Population (2019 (estimated))
- • Total: 358,486
- • Density: 2,270/km^{2} (5,880/sq mi)
- Time zone: UTC+2 (EET)
- • Summer (DST): UTC+3 (EEST)

= Shuhada, Egypt =

Shuhada (الشهداء) is a city and corresponding markaz in Monufia Governorate, Egypt. As of 2019, its estimated population is 358,486, with 72,895 people living in urban areas and 285,591 living in rural areas.

== Name and history ==
The name "al-shuhada" means "the martyrs", referring to the presence of the shrines of martyrs of the Islamic conquest of Egypt. The most prominent of these is the shrine of Sidi Shibl, said to be the son of the Companion Fadl ibn al-Abbas. Other tombs of martyrs are located in the same complex, including one called "Sidi al-Arba'in", or "the holy forty", as well as the "Sab'a banat", or "seven girls", traditionally held to be Sidi Shibl's seven sisters. Sidi Shibl's shrine is one of the most important pilgrimage destinations in the Nile Delta. It takes place one week before the mawlid of Ahmad al-Badawi in Tanta.

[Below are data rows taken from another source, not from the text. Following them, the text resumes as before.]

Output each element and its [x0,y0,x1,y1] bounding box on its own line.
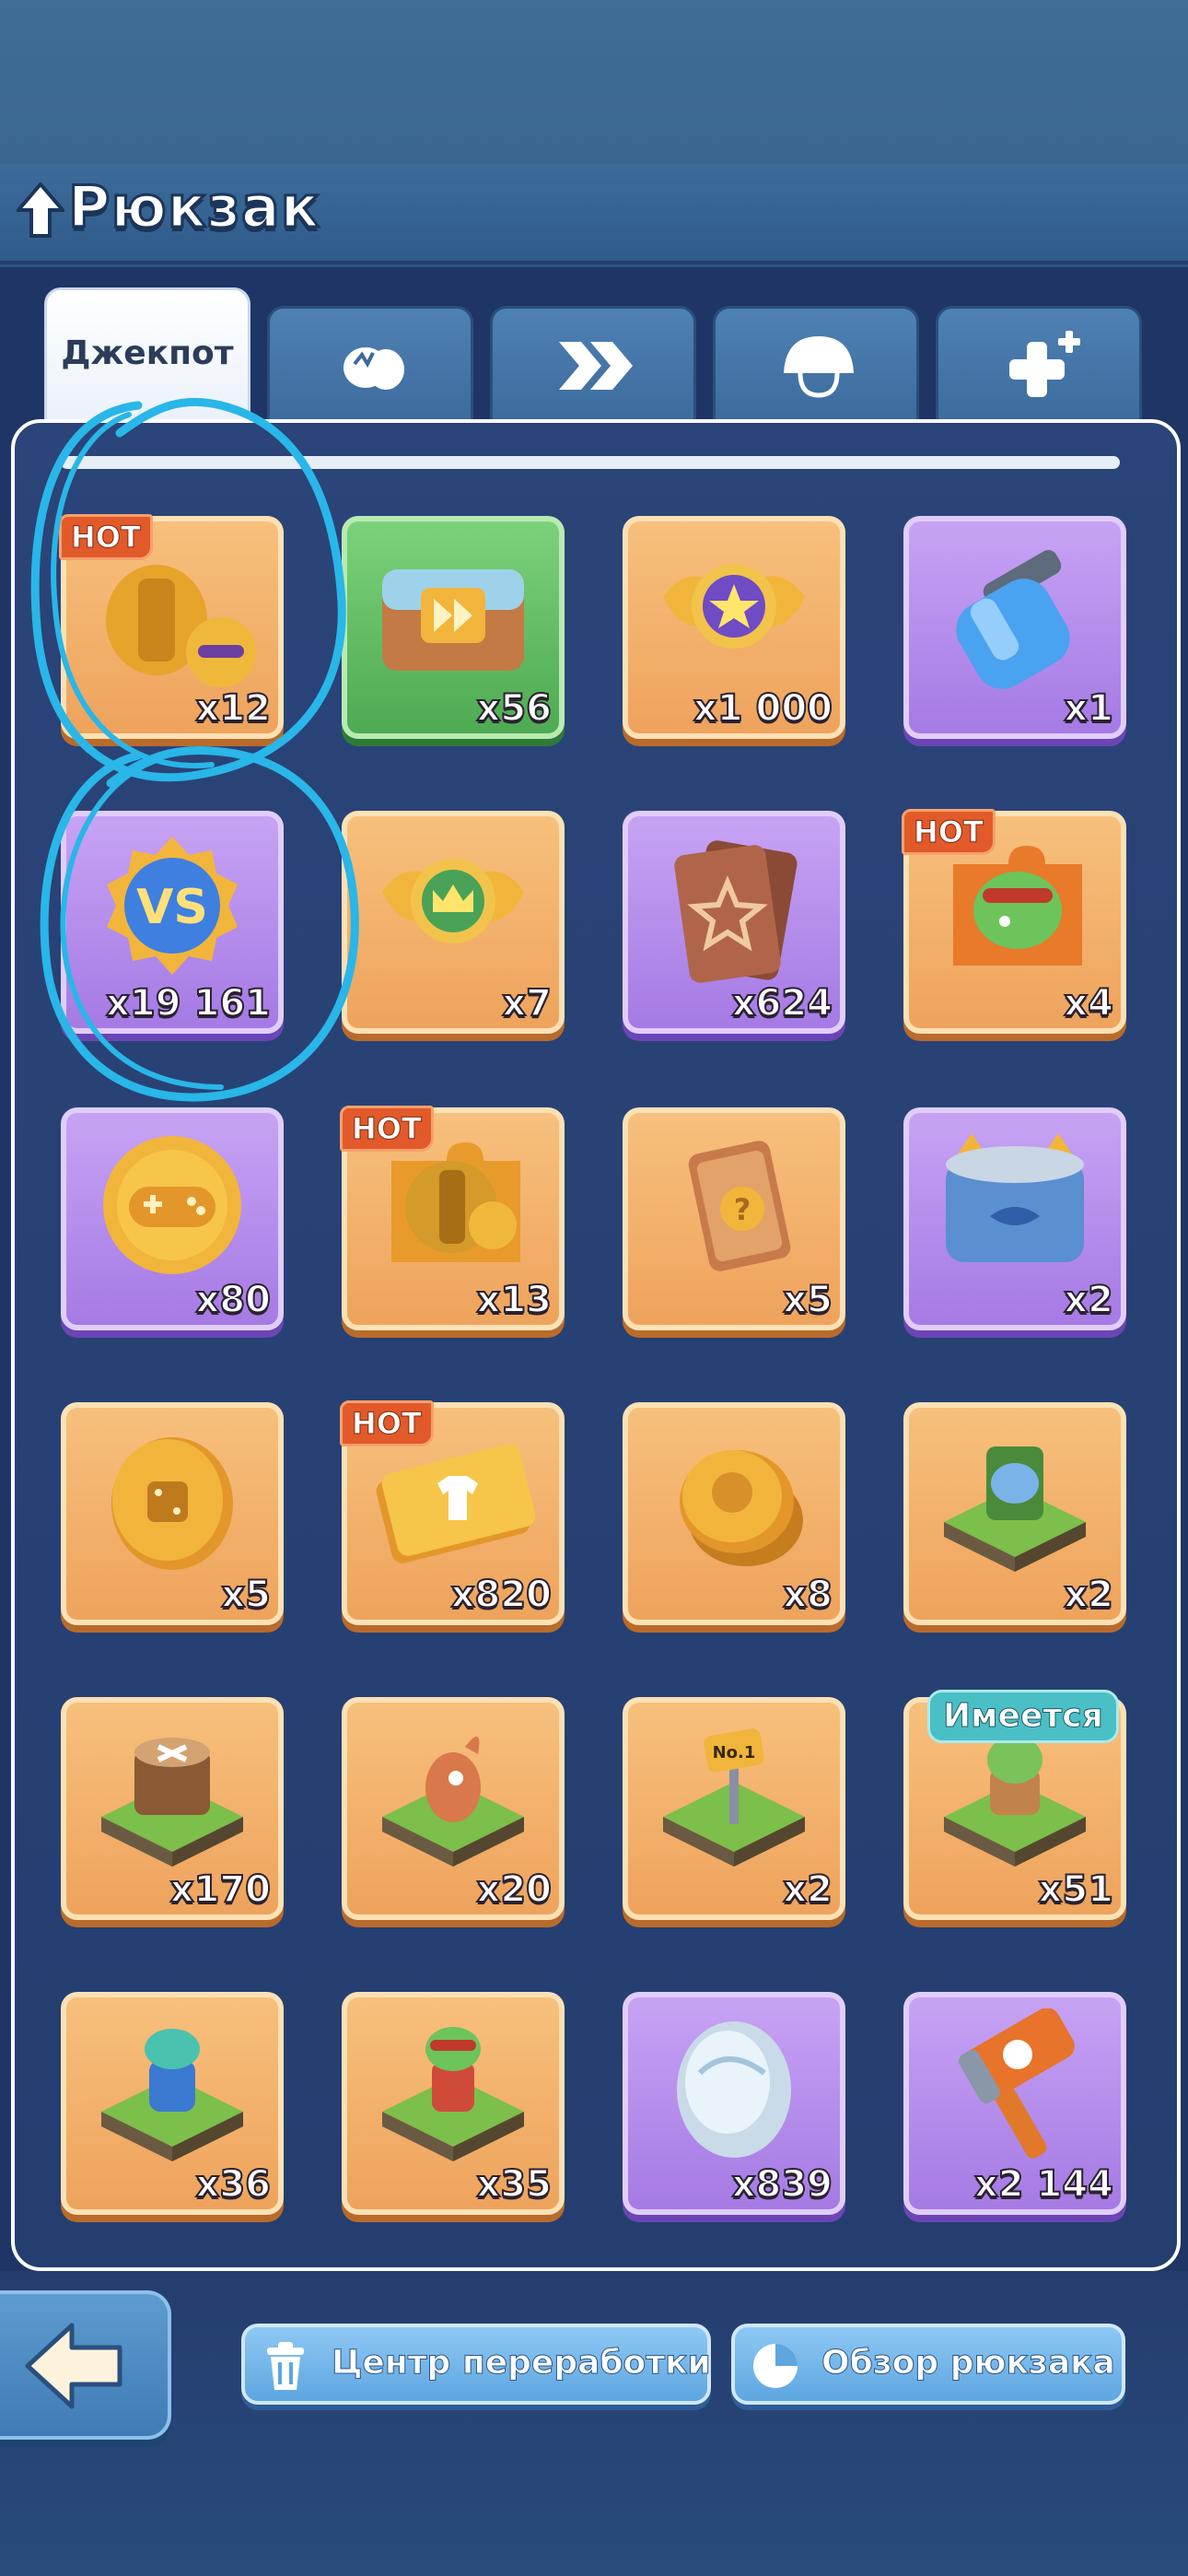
inventory-item[interactable]: x7 [342,811,565,1034]
item-count: x5 [220,1573,272,1617]
double-chevron-icon [559,342,633,390]
backpack-up-arrow-icon [17,182,64,238]
category-tabs: Джекпот [44,287,1149,435]
inventory-item[interactable]: x36 [61,1992,284,2215]
hot-badge: HOT [59,514,153,560]
dice-coin-icon [111,1437,233,1570]
inventory-item[interactable]: Имеется x51 [903,1690,1126,1920]
inventory-item[interactable]: x35 [342,1992,565,2215]
star-wings-badge-icon [663,564,805,649]
inventory-item[interactable]: HOT x12 [59,514,284,739]
tab-jackpot[interactable]: Джекпот [44,287,250,435]
item-count: x1 [1063,686,1114,731]
bottom-bar [0,2271,1188,2576]
crown-wings-badge-icon [382,859,524,943]
inventory-item[interactable]: x2 144 [903,1992,1126,2215]
tab-equipment[interactable] [713,306,919,426]
owned-badge: Имеется [927,1690,1119,1743]
back-arrow-icon [25,2323,122,2409]
item-count: x12 [195,686,272,731]
pie-chart-icon [753,2344,798,2388]
tab-jackpot-label: Джекпот [61,334,234,372]
garden-tile-icon [944,1446,1086,1572]
svg-text:No.1: No.1 [713,1743,756,1762]
hot-badge: HOT [340,1400,434,1446]
item-count: x51 [1038,1868,1114,1912]
gamepad-coin-icon [103,1136,241,1274]
back-button[interactable] [0,2290,171,2440]
blue-jar-icon [956,550,1070,689]
item-count: x20 [476,1868,553,1912]
inventory-item[interactable]: x2 [903,1107,1126,1330]
item-count: x839 [731,2162,833,2207]
tab-eggs[interactable] [267,306,473,426]
backpack-overview-button[interactable]: Обзор рюкзака [731,2324,1125,2405]
stump-tile-icon [101,1738,243,1867]
inventory-item[interactable]: x80 [61,1107,284,1330]
item-count: x7 [501,981,553,1025]
item-count: x2 144 [973,2162,1114,2207]
recycle-center-label: Центр переработки [332,2344,712,2383]
item-count: x56 [476,686,553,731]
inventory-item[interactable]: VS x19 161 [61,811,284,1034]
crystal-egg-icon [677,2021,791,2158]
item-count: x13 [476,1278,553,1322]
chest-icon [382,569,524,671]
item-count: x1 000 [693,686,833,731]
inventory-item[interactable]: HOT x4 [902,809,1126,1034]
trophy-sign-tile-icon: No.1 [663,1728,805,1867]
inventory-item[interactable]: x5 [61,1402,284,1625]
tab-boosts[interactable] [490,306,696,426]
item-count: x8 [782,1573,833,1617]
inventory-item[interactable]: x8 [623,1402,845,1625]
inventory-item[interactable]: x1 [903,516,1126,739]
hammer-icon [958,2008,1075,2159]
item-count: x5 [782,1278,833,1322]
item-count: x4 [1063,981,1114,1025]
inventory-item[interactable]: x839 [623,1992,845,2215]
vs-medal-icon: VS [107,837,238,975]
item-count: x2 [782,1868,833,1912]
creature-tile-icon [382,1736,524,1867]
inventory-item[interactable]: x2 [903,1402,1126,1625]
tab-extras[interactable] [936,306,1142,426]
panel-divider [61,456,1120,469]
item-count: x80 [195,1278,272,1322]
inventory-item[interactable]: x1 000 [623,516,845,739]
item-count: x820 [450,1573,553,1617]
inventory-item[interactable]: x20 [342,1697,565,1920]
plus-icon [1009,331,1080,397]
egg-icon [344,347,404,390]
inventory-item[interactable]: x56 [342,516,565,739]
inventory-item[interactable]: No.1 x2 [623,1697,845,1920]
item-count: x2 [1063,1573,1114,1617]
backpack-overview-label: Обзор рюкзака [821,2344,1116,2383]
inventory-item[interactable]: ? x5 [623,1107,845,1330]
item-count: x624 [731,981,833,1025]
svg-text:VS: VS [136,880,208,935]
inventory-item[interactable]: HOT x13 [340,1106,565,1330]
cool-frog-tile-icon [382,2027,524,2161]
robot-frog-tile-icon [101,2029,243,2161]
item-count: x170 [169,1868,272,1912]
coin-stack-icon [680,1450,803,1566]
star-card-icon [674,840,798,983]
question-card-icon: ? [688,1141,791,1271]
svg-text:?: ? [734,1192,751,1227]
item-count: x19 161 [105,981,272,1025]
hot-badge: HOT [902,809,996,855]
inventory-item[interactable]: x624 [623,811,845,1034]
hot-badge: HOT [340,1106,434,1152]
item-count: x2 [1063,1278,1114,1322]
trash-icon [267,2342,304,2390]
inventory-item[interactable]: x170 [61,1697,284,1920]
recycle-center-button[interactable]: Центр переработки [241,2324,711,2405]
item-count: x35 [476,2162,553,2207]
inventory-item[interactable]: HOT x820 [340,1400,565,1625]
page-title: Рюкзак [67,172,321,242]
cat-food-can-icon [946,1133,1084,1262]
item-count: x36 [195,2162,272,2207]
helmet-icon [784,336,854,398]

Nothing is known of Shuhada before the end of the Mamluk period. It had emerged as a local religious site by 916 AH (1510-11 CE), when rizaq registers mention it (under the name "Kafr al-Shuhada") as having an oratory and zawiya, with the term "zawiya" in this case presumably being used to refer to the tomb of Sidi Shibl. This is the earliest known veneration of Sidi Shibl's tomb. However, at this early stage, it was only a local religious center. Pilgrims are documented at this point coming from the neighboring village of Salamun, but not from further away. Moreover, contemporary hagiographies of the Tanta mawlid do not mention Shuhada or Sidi Shibl, indicating the local nature of its religious significance.

The growth of Shuhada as a religious center dates to the first half of the 17th century. 17th century Egypt in general saw a booming interest in veneration of Sufi saints through mawlids and hagiographies, and Shuhada's growth as a pilgrimage site largely coincides with that trend. The Sufi saint Ahmad al-Ahmadi al-Misri, better known as al-Suhaymi, played an important role in popularizing the Shuhada mawlid over a larger region. Suhaymi, who died in 1043 AH (1633-34 CE), built a mosque next to the existing shrine and settled there to recite the Qur'an and train disciples. When he died, in accordance with his wishes, he was buried in a tomb next to Sidi Shibl's. A rizqa was assigned to finance Suhaymi's tomb soon after, in 1059 AH (1649 CE), reflecting his influence as a holy man as far away as Cairo.

Shuhada prospered thereafter. As early as 1715, the larger town of Sirsina was called "Sirsina wa al-Shuhada", and by 1844, Shuhada had become a nahiyah (village), rather than the hamlet it had been in earlier periods. In 1846, the mosque was renovated at the behest of a local notable named Hasan Agha Sha'ir; the minister of waqf in Egypt designated it as rabi' II on 10 August 1899.

The 1885 Census of Egypt recorded El-Shuhada as a nahiyah under the district of Menouf in Monufia Governorate; at that time, the population of the town was 2,873 (1,368 men and 1,505 women).

In 1925, the minister of waqf had the mosque renovated again, as well as enlarged. In 1927, the mosque received a full inauguration which was attended by king Fu'ad I. In 1941, Shuhada became the district center (markaz), replacing Sirsina, which by now had become a village suburb of Shuhada.